Algumas pessoas pensam que o trabalho da teologia é compatibilizar o pensamento filosófico e científico com o saber teológico, nomeadamente, com o Cristianismo. É como se a veracidade do Cristianismo do ponto de vista teológico dependesse dessa compatibilidade. Por isso, qualquer pessoa sente que pode colocar questões científicas ao teólogo, achando que este fica entalado (o que pode não ser bem assim), mas também o teólogo poderia colocar questões à cibercultura tecnocrática com base no saber teológico que tem e desenvolve. Sendo engenheiro e investigador científico, naturalmente que uma abordagem de teólogos como Wolfhart Pannenberg se sintoniza com o que despertou a minha atenção e fez desenvolver o meu gosto pela Teologia nos tempos livres entre duas medidas experimentais a realizar no laboratório. Pannenberg no seu livro (não traduzido) “Toward a Theology of Nature” (Na Direcção de uma Teologia da Natureza) dedica o primeiro ensaio a questões teológicas feitas aos cientistas. Questões que envolvem a contingência, a inércia, as irreversibilidades, a origem da percepção transcendente da realidade, a relação entre o que é temporal e o eterno na estrutura espacial física do universo, ou o futuro que o povo diz pertencer a Deus e que a ciência acha poder prever.

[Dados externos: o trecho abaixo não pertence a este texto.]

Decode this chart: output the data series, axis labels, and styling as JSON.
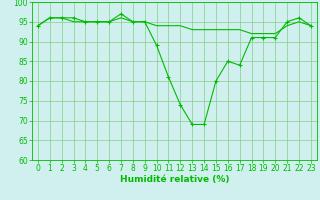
{
  "x": [
    0,
    1,
    2,
    3,
    4,
    5,
    6,
    7,
    8,
    9,
    10,
    11,
    12,
    13,
    14,
    15,
    16,
    17,
    18,
    19,
    20,
    21,
    22,
    23
  ],
  "line1": [
    94,
    96,
    96,
    96,
    95,
    95,
    95,
    97,
    95,
    95,
    89,
    81,
    74,
    69,
    69,
    80,
    85,
    84,
    91,
    91,
    91,
    95,
    96,
    94
  ],
  "line2": [
    94,
    96,
    96,
    95,
    95,
    95,
    95,
    96,
    95,
    95,
    94,
    94,
    94,
    93,
    93,
    93,
    93,
    93,
    92,
    92,
    92,
    94,
    95,
    94
  ],
  "line_color": "#00bb00",
  "bg_color": "#d0f0f0",
  "grid_color": "#88cc88",
  "xlabel": "Humidité relative (%)",
  "ylim": [
    60,
    100
  ],
  "xlim": [
    -0.5,
    23.5
  ],
  "yticks": [
    60,
    65,
    70,
    75,
    80,
    85,
    90,
    95,
    100
  ],
  "xticks": [
    0,
    1,
    2,
    3,
    4,
    5,
    6,
    7,
    8,
    9,
    10,
    11,
    12,
    13,
    14,
    15,
    16,
    17,
    18,
    19,
    20,
    21,
    22,
    23
  ],
  "tick_fontsize": 5.5,
  "xlabel_fontsize": 6.5,
  "marker": "+"
}
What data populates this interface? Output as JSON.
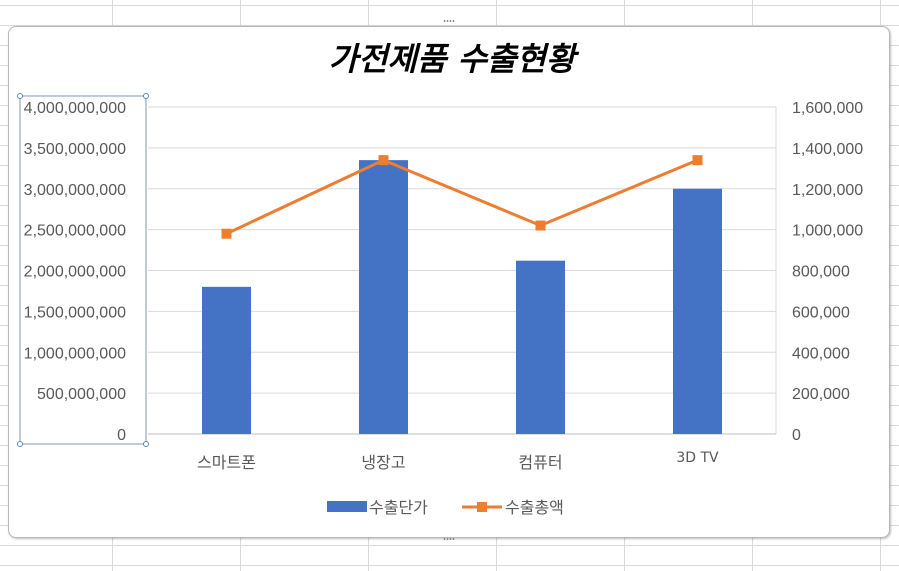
{
  "chart_data": {
    "type": "bar",
    "title": "가전제품 수출현황",
    "categories": [
      "스마트폰",
      "냉장고",
      "컴퓨터",
      "3D TV"
    ],
    "series": [
      {
        "name": "수출단가",
        "type": "bar",
        "axis": "left",
        "color": "#4472C4",
        "values": [
          1800000000,
          3350000000,
          2120000000,
          3000000000
        ]
      },
      {
        "name": "수출총액",
        "type": "line",
        "axis": "right",
        "color": "#ED7D31",
        "marker": "square",
        "values": [
          980000,
          1340000,
          1020000,
          1340000
        ]
      }
    ],
    "y_left": {
      "min": 0,
      "max": 4000000000,
      "ticks": [
        "0",
        "500,000,000",
        "1,000,000,000",
        "1,500,000,000",
        "2,000,000,000",
        "2,500,000,000",
        "3,000,000,000",
        "3,500,000,000",
        "4,000,000,000"
      ]
    },
    "y_right": {
      "min": 0,
      "max": 1600000,
      "ticks": [
        "0",
        "200,000",
        "400,000",
        "600,000",
        "800,000",
        "1,000,000",
        "1,200,000",
        "1,400,000",
        "1,600,000"
      ]
    },
    "grid": true,
    "legend": "bottom"
  }
}
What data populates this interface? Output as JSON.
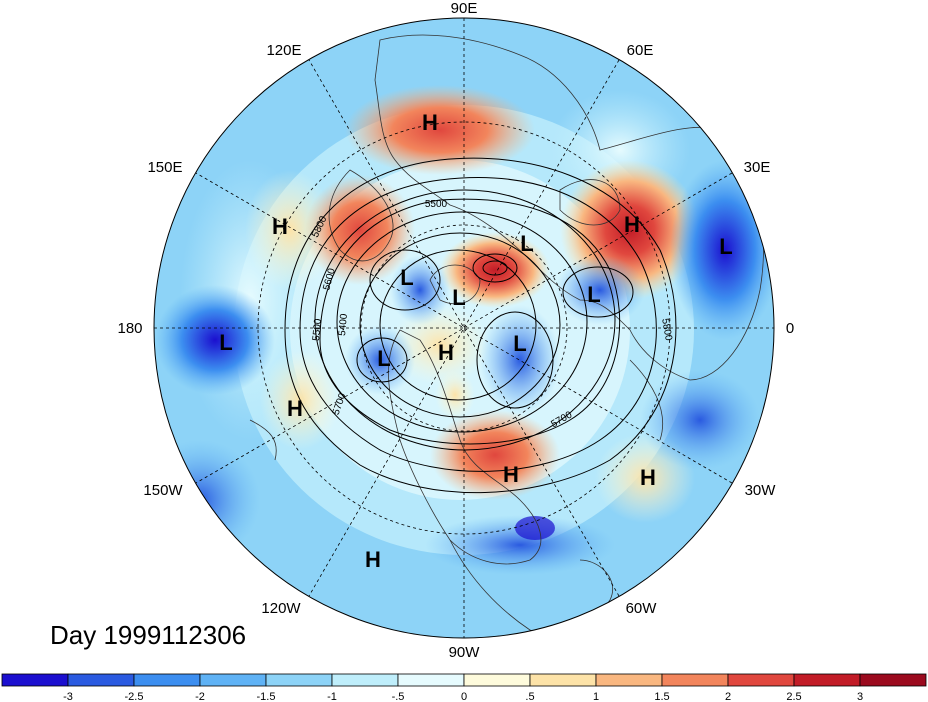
{
  "title": "Day 1999112306",
  "longitude_labels": [
    "90E",
    "60E",
    "30E",
    "0",
    "30W",
    "60W",
    "90W",
    "120W",
    "150W",
    "180",
    "150E",
    "120E"
  ],
  "pressure_systems": [
    {
      "type": "H"
    },
    {
      "type": "H"
    },
    {
      "type": "H"
    },
    {
      "type": "H"
    },
    {
      "type": "H"
    },
    {
      "type": "H"
    },
    {
      "type": "H"
    },
    {
      "type": "L"
    },
    {
      "type": "L"
    },
    {
      "type": "L"
    },
    {
      "type": "L"
    },
    {
      "type": "L"
    },
    {
      "type": "L"
    },
    {
      "type": "L"
    },
    {
      "type": "L"
    }
  ],
  "contour_labels": [
    "5500",
    "5800",
    "5600",
    "5500",
    "5400",
    "5700",
    "5700",
    "5800"
  ],
  "colorbar": {
    "tick_labels": [
      "-3",
      "-2.5",
      "-2",
      "-1.5",
      "-1",
      "-.5",
      "0",
      ".5",
      "1",
      "1.5",
      "2",
      "2.5",
      "3"
    ],
    "colors": [
      "#1b0fcf",
      "#2a5ae0",
      "#3c8ef0",
      "#5fb2f5",
      "#8dd3f7",
      "#bfeefb",
      "#e6fbfe",
      "#fefbdc",
      "#fde3a8",
      "#f9b780",
      "#f2855c",
      "#e0473e",
      "#c21c27",
      "#9b0a1e"
    ]
  }
}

A minha referência a Pannenberg tem a ver com o domínio do conhecimento onde trabalho e no qual descobri como a Teologia pode ser apaixonante. A preocupação que senti ao ler Massimo Faggioli no La Croix Internacional foi sobre a questão que ninguém se coloca sobre o futuro da Teologia para lá da vida religiosa. Acredito que o Grande “Realocamento” é possível e desejável. Basta pensar nos jovens influencers que movem opiniões em massa com a sua opinião.

A sociedade cibercultural abriu um espaço sem precedentes na história humana onde a opinião do mais simples e pequeno tem lugar e pode tornar-se viral. Fala-se muito sobre Igreja na comunicação social, mas pouco se conhece sobre as respostas que a Igreja dá às questões “quentes” e onde o teólogo tem um papel fundamental, podendo abrir horizontes às visões curtas e abrir janelas quando os espaços parecem fechados. Existem muitos livros de divulgação científica, mas incrivelmente poucos de divulgação teológica, onde as questões que o mundo contemporâneo coloca encontram pistas de reflexão e transformação, propondo caminhos alternativos e entusiasmantes numa linguagem acessível sem comprometer a profundidade. Eu experimentei que a Teologia tem interesse, mas precisamos de teólogos que sejam líderes de opinião porque nos inspiram a agir.